There is a growing sense among Republican policy wonks and senior lobbyists that the chances of getting any kind of meaningful deal on the deficit between now and the end of the year are drifting toward zero.

The two basic problems, they say: House Speaker John Boehner doesn’t have any arrows in his quiver, and President Obama’s negotiating skills are limited to his caving in or refusing to budge. No middle ground.
“The debt limit is the only leverage we have, and we can’t use it before Christmas,” says a former senior Republican House member. The Congressional Budget Office has estimated the United States will hit the debt ceiling in mid-February. “There is no reason for the president to bargain prior to getting to the fiscal cliff,” the former House member says. “He wants to go over the cliff and then blame Republicans for raising taxes on everyone.”
A former senior staff member of the House Ways and Means Committee says of Boehner: “He can’t cave or the conference will revolt.” The best Boehner can hope for in 2012 is to extend the Bush tax cuts for those below $250,000, cap the highest bracket at something below 39 percent (he has said the top rate will rise to 43.4 percent), and make up the difference in the way itemized deductions are handled.
The consensus around K Street is that renewing the AMT (alternative minimum tax) and what is known as the “doc fix”—Medicare payments to physicians—as well as many of the business extenders, is the best anyone can reasonably hope to accomplish.
Some feel that Treasury Secretary Timothy Geithner will order withholding rates on those below $250,000 to remain the same. Then the vast number of income taxpayers would see no change in their taxes while the Congress and the president hash out a solution after the new Congress is seated on Jan. 3, 2013. “The theory is Geithner will take the chance that the Bush tax cuts will be renewed for those earning less than $250,000 and there will be no need for retroactivity,” the former staff member says.
That, however, would rob the president of a major bargaining chip: the expected fury of working Americans at the Republicans in the House for having raised their taxes.
There is general agreement among people who have spent many of their adult years dealing with tax issues that letting the payroll-tax holiday expire is good politics as well as good economics.
Another lobbyist with close ties to the speaker says Boehner and Ways and Means Chairman Dave Camp “want a one-year deal to keep pressure on long-term tax reform.” Camp has been hard at work for three years working on such a package, and he would like to have another hard deadline moving into the midterm-election year to pressure his colleagues and the White House into seriously altering the tax code, the lobbyist says.
All of the discussion has been on the revenue side, the Republican policy wonks say.
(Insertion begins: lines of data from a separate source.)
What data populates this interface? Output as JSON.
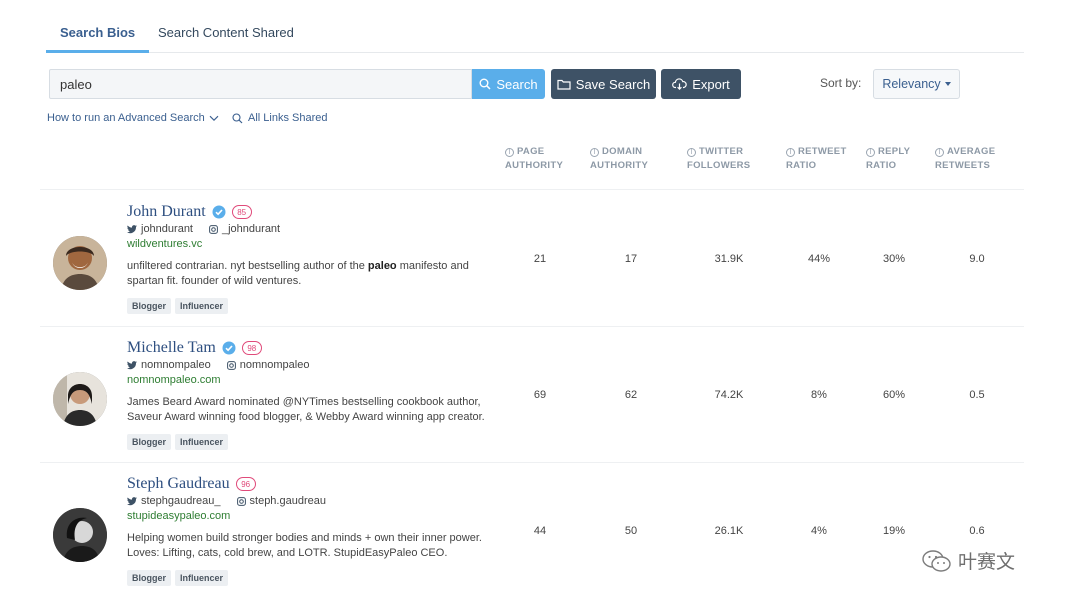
{
  "tabs": [
    {
      "label": "Search Bios",
      "active": true
    },
    {
      "label": "Search Content Shared",
      "active": false
    }
  ],
  "search": {
    "value": "paleo",
    "button_label": "Search"
  },
  "toolbar": {
    "save_label": "Save Search",
    "export_label": "Export"
  },
  "sort": {
    "label": "Sort by:",
    "selected": "Relevancy"
  },
  "links": {
    "advanced": "How to run an Advanced Search",
    "all_links": "All Links Shared"
  },
  "columns": [
    {
      "line1": "PAGE",
      "line2": "AUTHORITY"
    },
    {
      "line1": "DOMAIN",
      "line2": "AUTHORITY"
    },
    {
      "line1": "TWITTER",
      "line2": "FOLLOWERS"
    },
    {
      "line1": "RETWEET",
      "line2": "RATIO"
    },
    {
      "line1": "REPLY",
      "line2": "RATIO"
    },
    {
      "line1": "AVERAGE",
      "line2": "RETWEETS"
    }
  ],
  "results": [
    {
      "name": "John Durant",
      "verified": true,
      "score": "85",
      "twitter": "johndurant",
      "instagram": "_johndurant",
      "website": "wildventures.vc",
      "bio_before": "unfiltered contrarian. nyt bestselling author of the ",
      "bio_bold": "paleo",
      "bio_after": " manifesto and spartan fit. founder of wild ventures.",
      "tags": [
        "Blogger",
        "Influencer"
      ],
      "metrics": [
        "21",
        "17",
        "31.9K",
        "44%",
        "30%",
        "9.0"
      ]
    },
    {
      "name": "Michelle Tam",
      "verified": true,
      "score": "98",
      "twitter": "nomnompaleo",
      "instagram": "nomnompaleo",
      "website": "nomnompaleo.com",
      "bio_before": "James Beard Award nominated @NYTimes bestselling cookbook author, Saveur Award winning food blogger, & Webby Award winning app creator.",
      "bio_bold": "",
      "bio_after": "",
      "tags": [
        "Blogger",
        "Influencer"
      ],
      "metrics": [
        "69",
        "62",
        "74.2K",
        "8%",
        "60%",
        "0.5"
      ]
    },
    {
      "name": "Steph Gaudreau",
      "verified": false,
      "score": "96",
      "twitter": "stephgaudreau_",
      "instagram": "steph.gaudreau",
      "website": "stupideasypaleo.com",
      "bio_before": "Helping women build stronger bodies and minds + own their inner power. Loves: Lifting, cats, cold brew, and LOTR. StupidEasyPaleo CEO.",
      "bio_bold": "",
      "bio_after": "",
      "tags": [
        "Blogger",
        "Influencer"
      ],
      "metrics": [
        "44",
        "50",
        "26.1K",
        "4%",
        "19%",
        "0.6"
      ]
    }
  ],
  "watermark": {
    "text": "叶赛文"
  },
  "icons": {
    "search": "search-icon",
    "save": "folder-icon",
    "export": "cloud-download-icon",
    "twitter": "twitter-icon",
    "instagram": "instagram-icon",
    "verified": "verified-badge-icon",
    "info": "info-icon"
  },
  "colors": {
    "accent": "#5aaeea",
    "dark_button": "#3e5266",
    "link": "#3a5f8f",
    "name": "#2e4f80",
    "website": "#2e7d32",
    "score": "#e04a7a"
  }
}
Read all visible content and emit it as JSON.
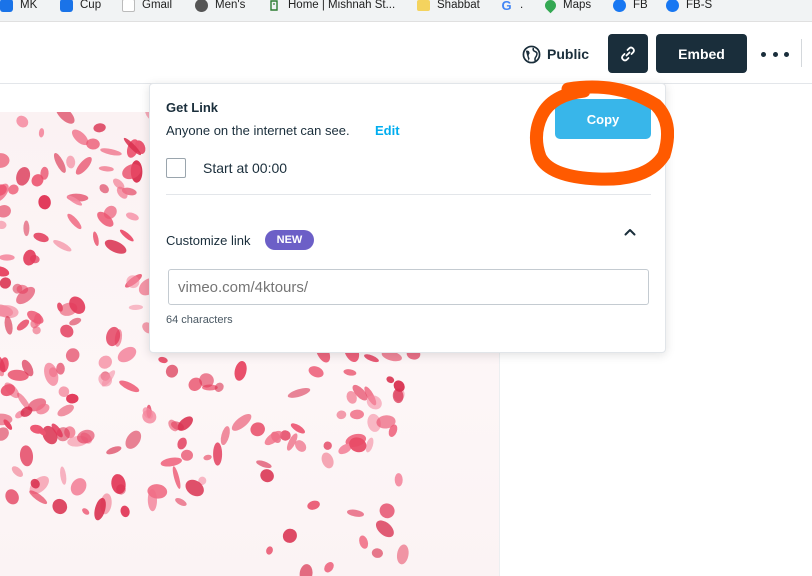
{
  "bookmarks": [
    {
      "label": "MK",
      "icon": "mk-icon"
    },
    {
      "label": "Cup",
      "icon": "cup-icon"
    },
    {
      "label": "Gmail",
      "icon": "gmail-icon"
    },
    {
      "label": "Men's",
      "icon": "globe-icon"
    },
    {
      "label": "Home | Mishnah St...",
      "icon": "home-icon"
    },
    {
      "label": "Shabbat",
      "icon": "folder-icon"
    },
    {
      "label": ".",
      "icon": "google-icon"
    },
    {
      "label": "Maps",
      "icon": "maps-icon"
    },
    {
      "label": "FB",
      "icon": "facebook-icon"
    },
    {
      "label": "FB-S",
      "icon": "facebook-icon"
    }
  ],
  "toolbar": {
    "public_label": "Public",
    "embed_label": "Embed"
  },
  "popover": {
    "title": "Get Link",
    "subtitle": "Anyone on the internet can see.",
    "edit_label": "Edit",
    "copy_label": "Copy",
    "start_at_label": "Start at 00:00",
    "start_at_checked": false,
    "customize_label": "Customize link",
    "new_badge": "NEW",
    "link_placeholder": "vimeo.com/4ktours/",
    "char_count": "64 characters"
  },
  "colors": {
    "dark_button": "#1a2e3b",
    "copy_button": "#38b6ea",
    "edit_link": "#00adef",
    "new_badge": "#6c5fc7",
    "annotation": "#ff5a00"
  }
}
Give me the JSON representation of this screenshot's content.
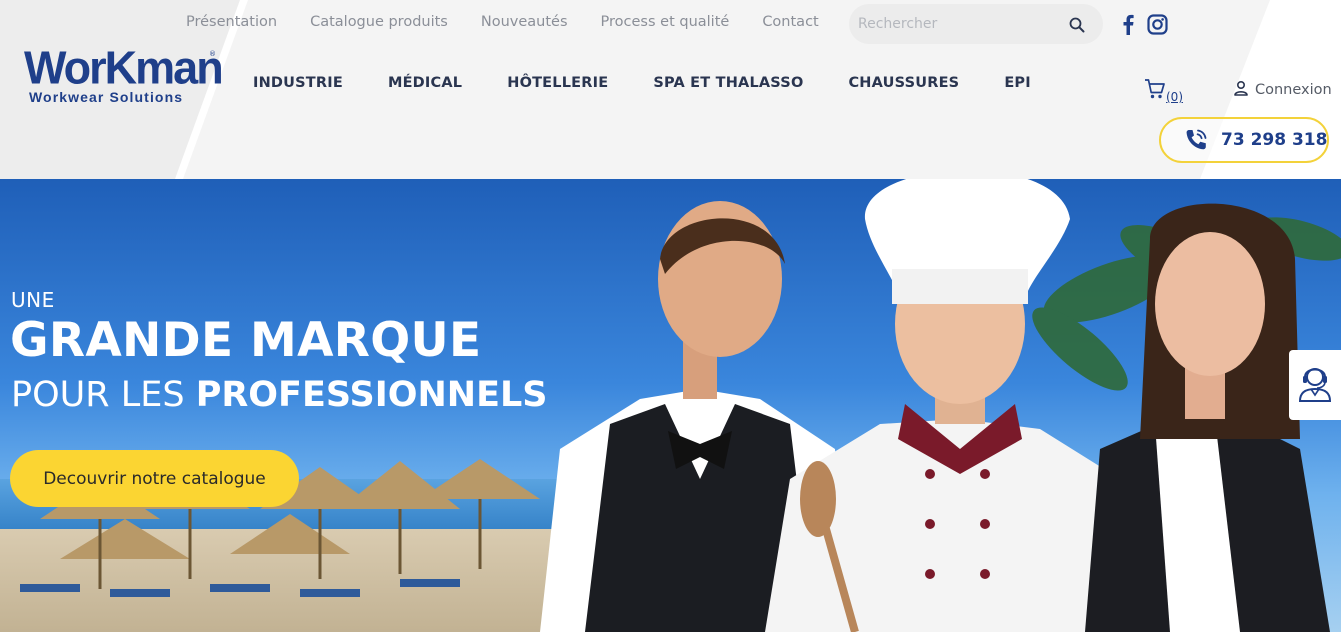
{
  "brand": {
    "logo_main": "WorKman",
    "logo_reg": "®",
    "logo_sub": "Workwear Solutions",
    "primary_color": "#1f3f8a",
    "accent_color": "#fbd532"
  },
  "topnav": {
    "items": [
      {
        "label": "Présentation"
      },
      {
        "label": "Catalogue produits"
      },
      {
        "label": "Nouveautés"
      },
      {
        "label": "Process et qualité"
      },
      {
        "label": "Contact"
      }
    ]
  },
  "search": {
    "placeholder": "Rechercher",
    "value": "",
    "icon": "search-icon"
  },
  "social": {
    "facebook_icon": "facebook-icon",
    "instagram_icon": "instagram-icon"
  },
  "mainnav": {
    "items": [
      {
        "label": "INDUSTRIE"
      },
      {
        "label": "MÉDICAL"
      },
      {
        "label": "HÔTELLERIE"
      },
      {
        "label": "SPA ET THALASSO"
      },
      {
        "label": "CHAUSSURES"
      },
      {
        "label": "EPI"
      }
    ]
  },
  "cart": {
    "icon": "cart-icon",
    "count_text": "(0)"
  },
  "account": {
    "icon": "user-icon",
    "label": "Connexion"
  },
  "phone": {
    "icon": "phone-icon",
    "number": "73 298 318"
  },
  "hero": {
    "line1": "UNE",
    "line2": "GRANDE MARQUE",
    "line3_light": "POUR LES ",
    "line3_bold": "PROFESSIONNELS",
    "cta_label": "Decouvrir notre catalogue"
  },
  "support_widget": {
    "icon": "support-agent-icon"
  }
}
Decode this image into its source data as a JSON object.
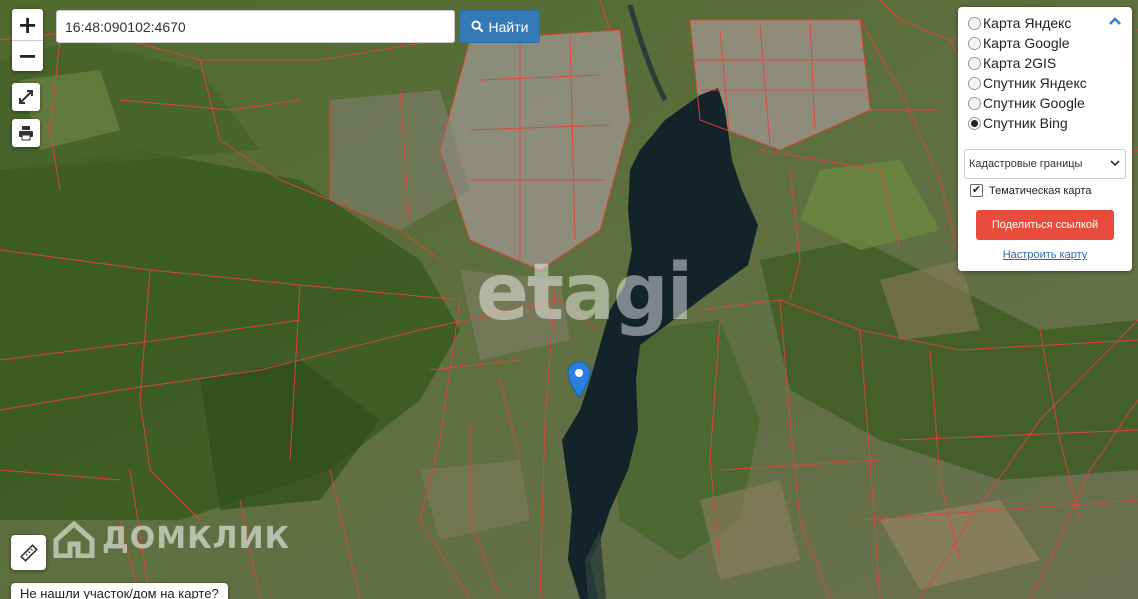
{
  "search": {
    "value": "16:48:090102:4670",
    "button_label": "Найти"
  },
  "zoom": {
    "in_label": "+",
    "out_label": "−"
  },
  "layers": {
    "options": [
      {
        "label": "Карта Яндекс",
        "checked": false
      },
      {
        "label": "Карта Google",
        "checked": false
      },
      {
        "label": "Карта 2GIS",
        "checked": false
      },
      {
        "label": "Спутник Яндекс",
        "checked": false
      },
      {
        "label": "Спутник Google",
        "checked": false
      },
      {
        "label": "Спутник Bing",
        "checked": true
      }
    ],
    "select_value": "Кадастровые границы",
    "thematic_label": "Тематическая карта",
    "share_label": "Поделиться ссылкой",
    "configure_label": "Настроить карту"
  },
  "not_found_label": "Не нашли участок/дом на карте?",
  "watermarks": {
    "etagi": "etagi",
    "domclick": "ДОМКЛИК"
  },
  "colors": {
    "accent": "#337ab7",
    "share": "#e74c3c",
    "boundary": "#e8413c",
    "water": "#13232a"
  },
  "icons": [
    "search-icon",
    "expand-icon",
    "print-icon",
    "ruler-icon",
    "chevron-up-icon",
    "chevron-down-icon",
    "map-marker-icon"
  ]
}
The president’s plan calls for the tax increases raising some $1.6 trillion coupled with $50 billion in new stimulus spending but unspecified entitlement reforms.
“Boehner might be able to sell a short-term deal to his conference,” says one of the sources. “He can explain revenue going up with a hard deadline, but I don’t see how he gets the House GOP to agree to an open-ended revenue increase with not a word about entitlement reform.”
Rep. Tom Cole (R-Okla.) says the House should pass the extension of the Bush tax cuts for the middle class, telling ABC’s This Week on Sunday that that would be “a victory, not a loss.” Some believe Cole was asked to deliver that message as “the canary in the coal mine,” to see how it would be received by the White House and the Republican conference.
One member of the group suggests that if the talks break down, Boehner might take a bill to the House floor that extends all of the Bush 2001 and 2003 tax cuts and makes some change in the starting age for Social Security and Medicare. Unlike Democratic Senate Majority Leader Harry Reid, Boehner can pass something at the end of the year that would allow his members to go home and say they gave the Democrats something to work with but that the Democrats and the White House were more interested in scoring political points than making progress on the debt.
The shorthand? Strap on your parachute. We’re likely to go over the cliff.